Intriguingly, the mRNA vaccines, and in particular the mRNA-1273 vaccine, induced increasing long-term anti-S1 serum IgG4 levels in naïve individuals with hitherto unclear influences on the fight against the pathogen. Naïve individuals vaccinated with the adenovirus-based vaccine did not show such long-term anti-S1 IgG4 response at least after two vaccinations until day 270.
"
On a separate note, this paper doesn't seem to mention any "negative aspects of the vaccine" - It seems to be concluding that [the likes of AstraZeneca etc. perform better on some measures than the mRNA favorites.] edit: I previously stated the conclusion backwards.
> In a setting of HIV vaccination, a study compared repeated immunizations with two related HIV vaccine formats. The authors described that the protection of one vaccine composition correlated with the induction of IgG1 and IgG3 Abs, whereas the other vaccine composition hardly showed any protection, which correlated with the generation of IgG4 upon repeated immunizations instead.
Right; self-proving point. Also notice I wasn't even espousing them as fact in this context, just providing examples of things one isn't allowed to say.

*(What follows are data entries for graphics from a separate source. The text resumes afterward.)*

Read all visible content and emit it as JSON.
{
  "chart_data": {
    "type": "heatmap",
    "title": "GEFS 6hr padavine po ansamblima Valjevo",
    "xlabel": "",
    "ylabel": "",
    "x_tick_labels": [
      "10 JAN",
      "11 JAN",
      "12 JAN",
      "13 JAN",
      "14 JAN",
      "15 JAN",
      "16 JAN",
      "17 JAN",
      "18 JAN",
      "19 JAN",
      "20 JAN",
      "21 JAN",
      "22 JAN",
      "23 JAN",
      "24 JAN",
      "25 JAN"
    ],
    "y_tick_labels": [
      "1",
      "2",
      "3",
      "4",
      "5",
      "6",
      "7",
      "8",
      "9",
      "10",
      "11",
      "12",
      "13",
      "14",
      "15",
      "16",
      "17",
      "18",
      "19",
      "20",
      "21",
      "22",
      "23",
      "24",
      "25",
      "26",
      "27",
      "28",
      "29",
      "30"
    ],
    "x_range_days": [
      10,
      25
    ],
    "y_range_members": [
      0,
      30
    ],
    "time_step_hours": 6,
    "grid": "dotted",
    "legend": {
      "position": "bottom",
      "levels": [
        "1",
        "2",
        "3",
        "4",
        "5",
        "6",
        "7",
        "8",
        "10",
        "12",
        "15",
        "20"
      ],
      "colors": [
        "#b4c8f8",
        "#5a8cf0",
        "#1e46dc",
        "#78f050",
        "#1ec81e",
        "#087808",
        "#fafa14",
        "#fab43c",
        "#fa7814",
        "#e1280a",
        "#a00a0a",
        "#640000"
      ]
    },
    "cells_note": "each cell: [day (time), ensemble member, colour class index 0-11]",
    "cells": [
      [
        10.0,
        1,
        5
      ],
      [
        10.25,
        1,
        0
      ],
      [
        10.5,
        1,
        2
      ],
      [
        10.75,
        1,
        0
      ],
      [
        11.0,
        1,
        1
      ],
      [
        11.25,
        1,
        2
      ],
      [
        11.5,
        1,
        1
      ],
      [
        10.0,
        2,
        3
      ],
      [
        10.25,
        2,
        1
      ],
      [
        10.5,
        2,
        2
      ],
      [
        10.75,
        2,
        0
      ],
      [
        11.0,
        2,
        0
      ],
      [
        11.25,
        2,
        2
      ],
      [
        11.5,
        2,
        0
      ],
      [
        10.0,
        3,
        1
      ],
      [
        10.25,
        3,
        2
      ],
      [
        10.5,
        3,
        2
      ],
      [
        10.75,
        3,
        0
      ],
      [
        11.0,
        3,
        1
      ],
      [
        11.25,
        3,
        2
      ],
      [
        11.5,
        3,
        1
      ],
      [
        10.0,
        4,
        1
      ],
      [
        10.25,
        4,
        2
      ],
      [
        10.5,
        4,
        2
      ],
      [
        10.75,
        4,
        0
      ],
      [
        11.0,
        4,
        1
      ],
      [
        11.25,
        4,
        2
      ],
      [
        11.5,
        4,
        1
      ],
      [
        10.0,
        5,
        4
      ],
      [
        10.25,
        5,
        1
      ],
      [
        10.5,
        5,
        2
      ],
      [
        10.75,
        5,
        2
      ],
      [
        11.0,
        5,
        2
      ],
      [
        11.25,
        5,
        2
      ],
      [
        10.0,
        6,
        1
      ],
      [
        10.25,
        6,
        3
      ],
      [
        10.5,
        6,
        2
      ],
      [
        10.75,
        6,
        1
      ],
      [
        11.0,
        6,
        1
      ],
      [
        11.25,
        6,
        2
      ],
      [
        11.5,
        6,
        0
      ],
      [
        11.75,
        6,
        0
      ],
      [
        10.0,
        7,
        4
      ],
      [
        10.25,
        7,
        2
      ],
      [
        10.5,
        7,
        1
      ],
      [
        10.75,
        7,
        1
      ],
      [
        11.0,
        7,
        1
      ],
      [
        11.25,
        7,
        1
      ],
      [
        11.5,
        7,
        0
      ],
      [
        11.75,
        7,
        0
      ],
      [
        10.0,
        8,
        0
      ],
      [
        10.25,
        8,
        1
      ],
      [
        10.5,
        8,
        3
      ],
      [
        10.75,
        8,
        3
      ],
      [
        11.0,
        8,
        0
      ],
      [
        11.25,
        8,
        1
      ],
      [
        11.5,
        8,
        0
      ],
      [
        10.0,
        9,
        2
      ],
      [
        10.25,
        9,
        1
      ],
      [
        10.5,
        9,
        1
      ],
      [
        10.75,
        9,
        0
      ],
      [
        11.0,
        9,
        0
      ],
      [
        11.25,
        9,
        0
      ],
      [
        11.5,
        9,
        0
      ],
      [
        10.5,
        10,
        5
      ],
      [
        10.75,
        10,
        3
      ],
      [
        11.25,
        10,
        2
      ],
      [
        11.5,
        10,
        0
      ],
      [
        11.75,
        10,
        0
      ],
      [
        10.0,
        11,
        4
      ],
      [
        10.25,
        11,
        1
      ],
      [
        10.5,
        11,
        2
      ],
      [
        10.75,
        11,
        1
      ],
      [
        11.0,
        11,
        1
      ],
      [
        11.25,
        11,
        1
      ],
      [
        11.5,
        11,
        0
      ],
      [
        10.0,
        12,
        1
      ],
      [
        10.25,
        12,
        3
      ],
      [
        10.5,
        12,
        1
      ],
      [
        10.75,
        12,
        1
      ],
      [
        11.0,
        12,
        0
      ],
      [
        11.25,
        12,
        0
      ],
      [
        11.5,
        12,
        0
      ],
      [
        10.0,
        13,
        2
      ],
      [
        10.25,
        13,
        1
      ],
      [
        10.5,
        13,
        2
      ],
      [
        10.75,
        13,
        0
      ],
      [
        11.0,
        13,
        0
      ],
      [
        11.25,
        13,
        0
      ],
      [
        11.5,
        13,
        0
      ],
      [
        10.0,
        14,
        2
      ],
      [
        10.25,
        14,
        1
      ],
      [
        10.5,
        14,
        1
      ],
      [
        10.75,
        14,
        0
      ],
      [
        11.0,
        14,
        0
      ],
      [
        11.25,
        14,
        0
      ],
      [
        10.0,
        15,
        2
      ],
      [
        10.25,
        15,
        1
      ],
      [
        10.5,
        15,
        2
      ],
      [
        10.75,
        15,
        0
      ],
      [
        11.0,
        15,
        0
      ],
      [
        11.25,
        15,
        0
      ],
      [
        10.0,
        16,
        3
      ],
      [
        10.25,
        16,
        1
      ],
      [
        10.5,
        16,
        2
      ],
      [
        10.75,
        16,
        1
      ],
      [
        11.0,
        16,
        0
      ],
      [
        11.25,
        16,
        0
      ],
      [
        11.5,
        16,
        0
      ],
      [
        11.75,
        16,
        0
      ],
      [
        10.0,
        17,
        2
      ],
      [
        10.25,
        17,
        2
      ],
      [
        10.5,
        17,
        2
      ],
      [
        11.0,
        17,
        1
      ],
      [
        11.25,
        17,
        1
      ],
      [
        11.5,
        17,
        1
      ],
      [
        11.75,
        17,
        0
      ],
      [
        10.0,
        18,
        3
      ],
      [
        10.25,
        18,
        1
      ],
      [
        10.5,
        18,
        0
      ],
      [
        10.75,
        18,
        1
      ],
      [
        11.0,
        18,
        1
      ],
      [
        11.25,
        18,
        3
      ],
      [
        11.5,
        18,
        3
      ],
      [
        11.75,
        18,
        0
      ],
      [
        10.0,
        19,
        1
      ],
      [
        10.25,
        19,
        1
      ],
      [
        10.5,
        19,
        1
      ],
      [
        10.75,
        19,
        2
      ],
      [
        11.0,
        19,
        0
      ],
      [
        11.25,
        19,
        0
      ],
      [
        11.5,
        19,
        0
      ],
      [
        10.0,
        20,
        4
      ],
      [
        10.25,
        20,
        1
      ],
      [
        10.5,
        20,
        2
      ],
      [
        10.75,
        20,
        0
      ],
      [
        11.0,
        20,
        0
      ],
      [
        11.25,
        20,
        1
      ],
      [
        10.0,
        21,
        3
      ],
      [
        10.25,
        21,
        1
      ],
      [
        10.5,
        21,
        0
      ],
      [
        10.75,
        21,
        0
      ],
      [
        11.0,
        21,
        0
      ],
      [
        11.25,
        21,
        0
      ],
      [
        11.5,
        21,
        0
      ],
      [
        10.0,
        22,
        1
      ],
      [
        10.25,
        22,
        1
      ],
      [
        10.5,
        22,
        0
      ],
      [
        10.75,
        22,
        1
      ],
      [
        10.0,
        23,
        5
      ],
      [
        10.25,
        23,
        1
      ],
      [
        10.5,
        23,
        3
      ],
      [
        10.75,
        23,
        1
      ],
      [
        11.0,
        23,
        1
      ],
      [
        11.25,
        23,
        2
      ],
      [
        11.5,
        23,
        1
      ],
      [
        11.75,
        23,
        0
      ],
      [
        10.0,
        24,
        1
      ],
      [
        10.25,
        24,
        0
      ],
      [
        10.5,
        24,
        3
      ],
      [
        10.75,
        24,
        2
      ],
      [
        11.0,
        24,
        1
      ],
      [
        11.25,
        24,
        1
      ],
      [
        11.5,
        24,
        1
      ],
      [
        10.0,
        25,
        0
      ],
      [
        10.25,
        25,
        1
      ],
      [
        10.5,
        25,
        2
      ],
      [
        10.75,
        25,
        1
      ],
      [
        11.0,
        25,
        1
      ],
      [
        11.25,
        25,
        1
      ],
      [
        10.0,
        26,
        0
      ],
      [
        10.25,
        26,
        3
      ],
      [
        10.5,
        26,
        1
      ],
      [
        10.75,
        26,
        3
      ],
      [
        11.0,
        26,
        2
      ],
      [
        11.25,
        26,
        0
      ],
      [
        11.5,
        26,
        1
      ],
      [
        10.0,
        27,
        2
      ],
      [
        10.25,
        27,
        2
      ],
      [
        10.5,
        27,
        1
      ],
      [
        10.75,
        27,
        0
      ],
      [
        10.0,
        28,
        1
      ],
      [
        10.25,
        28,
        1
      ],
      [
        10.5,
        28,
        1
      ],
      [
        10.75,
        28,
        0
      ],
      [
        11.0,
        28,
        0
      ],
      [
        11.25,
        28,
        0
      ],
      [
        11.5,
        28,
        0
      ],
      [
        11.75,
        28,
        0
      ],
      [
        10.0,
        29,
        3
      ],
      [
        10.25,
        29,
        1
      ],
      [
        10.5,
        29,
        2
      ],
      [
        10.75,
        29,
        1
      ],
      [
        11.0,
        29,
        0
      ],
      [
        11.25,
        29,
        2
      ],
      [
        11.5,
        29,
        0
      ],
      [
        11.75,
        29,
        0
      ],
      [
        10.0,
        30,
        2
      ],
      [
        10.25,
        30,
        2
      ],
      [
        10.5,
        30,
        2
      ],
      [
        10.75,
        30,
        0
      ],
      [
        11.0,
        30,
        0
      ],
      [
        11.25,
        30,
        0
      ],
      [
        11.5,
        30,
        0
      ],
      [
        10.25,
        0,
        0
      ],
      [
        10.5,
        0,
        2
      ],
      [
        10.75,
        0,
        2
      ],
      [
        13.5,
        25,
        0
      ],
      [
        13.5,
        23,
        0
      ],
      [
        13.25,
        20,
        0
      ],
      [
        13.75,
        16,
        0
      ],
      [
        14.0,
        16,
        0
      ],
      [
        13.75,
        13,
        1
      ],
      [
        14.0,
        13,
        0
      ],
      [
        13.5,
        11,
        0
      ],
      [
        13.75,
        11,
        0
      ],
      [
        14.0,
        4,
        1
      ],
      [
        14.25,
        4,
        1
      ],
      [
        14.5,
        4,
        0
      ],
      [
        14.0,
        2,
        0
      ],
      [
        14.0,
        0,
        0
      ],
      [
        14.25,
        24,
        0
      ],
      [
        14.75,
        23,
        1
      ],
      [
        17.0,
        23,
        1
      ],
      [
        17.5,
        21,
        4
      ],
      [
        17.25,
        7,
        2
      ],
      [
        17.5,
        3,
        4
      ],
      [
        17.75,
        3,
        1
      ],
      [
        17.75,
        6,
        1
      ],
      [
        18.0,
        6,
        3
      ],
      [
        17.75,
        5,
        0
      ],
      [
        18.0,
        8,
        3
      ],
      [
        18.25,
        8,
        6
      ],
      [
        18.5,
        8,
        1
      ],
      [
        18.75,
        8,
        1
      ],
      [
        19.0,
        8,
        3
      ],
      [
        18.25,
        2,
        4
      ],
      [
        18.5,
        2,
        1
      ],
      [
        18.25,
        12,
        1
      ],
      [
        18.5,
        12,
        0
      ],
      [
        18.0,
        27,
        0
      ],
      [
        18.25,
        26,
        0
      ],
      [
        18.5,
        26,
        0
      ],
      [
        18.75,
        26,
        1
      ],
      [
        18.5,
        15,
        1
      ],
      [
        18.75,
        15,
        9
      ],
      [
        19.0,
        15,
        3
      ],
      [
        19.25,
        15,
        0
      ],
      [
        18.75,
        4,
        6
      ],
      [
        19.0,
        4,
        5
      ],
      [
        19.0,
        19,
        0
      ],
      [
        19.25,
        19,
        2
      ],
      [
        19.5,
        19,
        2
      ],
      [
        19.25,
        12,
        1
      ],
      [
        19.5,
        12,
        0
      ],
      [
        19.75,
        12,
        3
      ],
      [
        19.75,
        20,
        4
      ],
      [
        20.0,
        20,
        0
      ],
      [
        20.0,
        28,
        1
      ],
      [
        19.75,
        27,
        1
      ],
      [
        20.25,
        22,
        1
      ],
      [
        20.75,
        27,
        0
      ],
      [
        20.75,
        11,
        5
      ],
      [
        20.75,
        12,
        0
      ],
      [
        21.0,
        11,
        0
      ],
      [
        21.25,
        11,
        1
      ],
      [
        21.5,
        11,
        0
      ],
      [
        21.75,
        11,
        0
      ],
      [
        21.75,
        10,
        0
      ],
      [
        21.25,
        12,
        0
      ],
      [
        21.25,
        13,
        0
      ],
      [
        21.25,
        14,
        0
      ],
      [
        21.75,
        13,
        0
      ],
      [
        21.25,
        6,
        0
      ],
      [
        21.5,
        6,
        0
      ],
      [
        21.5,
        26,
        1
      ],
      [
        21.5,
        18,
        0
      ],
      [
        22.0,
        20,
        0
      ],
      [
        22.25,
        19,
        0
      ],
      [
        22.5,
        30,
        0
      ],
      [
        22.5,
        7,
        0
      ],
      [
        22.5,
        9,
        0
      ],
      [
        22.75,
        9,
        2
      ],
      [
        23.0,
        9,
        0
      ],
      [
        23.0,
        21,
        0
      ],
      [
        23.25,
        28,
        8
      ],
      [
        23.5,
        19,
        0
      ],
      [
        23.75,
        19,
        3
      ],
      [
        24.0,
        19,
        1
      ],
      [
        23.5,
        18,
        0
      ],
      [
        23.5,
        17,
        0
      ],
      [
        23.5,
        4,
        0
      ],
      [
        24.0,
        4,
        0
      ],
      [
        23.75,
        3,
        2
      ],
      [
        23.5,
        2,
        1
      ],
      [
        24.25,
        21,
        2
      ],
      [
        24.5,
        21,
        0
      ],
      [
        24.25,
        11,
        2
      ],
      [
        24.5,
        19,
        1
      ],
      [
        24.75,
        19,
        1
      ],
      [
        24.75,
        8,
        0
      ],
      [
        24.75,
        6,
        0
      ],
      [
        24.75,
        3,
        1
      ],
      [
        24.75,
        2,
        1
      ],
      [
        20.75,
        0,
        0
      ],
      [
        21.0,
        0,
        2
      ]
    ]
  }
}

At the cost of my own karma, let me tell you why. This entire thread is a digression from the articles topic, and meanders around the well worn parts of a contentious political talking point. It serves no purpose. You shouldn’t have responded to the OP. No one should have responded to you, and I should have also left this piece of old flame bait alone.
We aren’t supposed to have pointless arguments and I insightful snark. We are supposed to bring up tangents only if we have something new to add.
I agree with you, but I think it's fine to continue commenting on these threads once they've been flagged, because at that point only people who opt into [showdead] will be able to see them.
It's grotesque to deny the possibility that you're part of one big not even beta-, but alpha-A/B/C../X/Y/Z-test.
That aside, are the countless threads about bloat, insecurity, technical debt in software here counterproductive, too? Because that's just the way 'commercial reality' created by entrenched players is?
Agreed. What's the point of these threads? It's just a bunch of people grinding axes. Over the last year, I've rarely seen anything other than misinformation and vitriol come out of them.
dang said this about moderation:
> The idea is not to maintain a centrist position, it's to try to keep the community from wrecking itself via ideological fracture.
These threads seem like a prime vector of ideological fracture. (And may result in people making poor medical decisions to boot.)
It’d be fine if the threads were centrist. The problem is with the lying, the FUD, the statements than run absolutely counter to factual truth. HN is going to be harmed by the people who do this, because they are going to go do the same thing in other threads. The quality of discourse on HN is going to suffer greatly.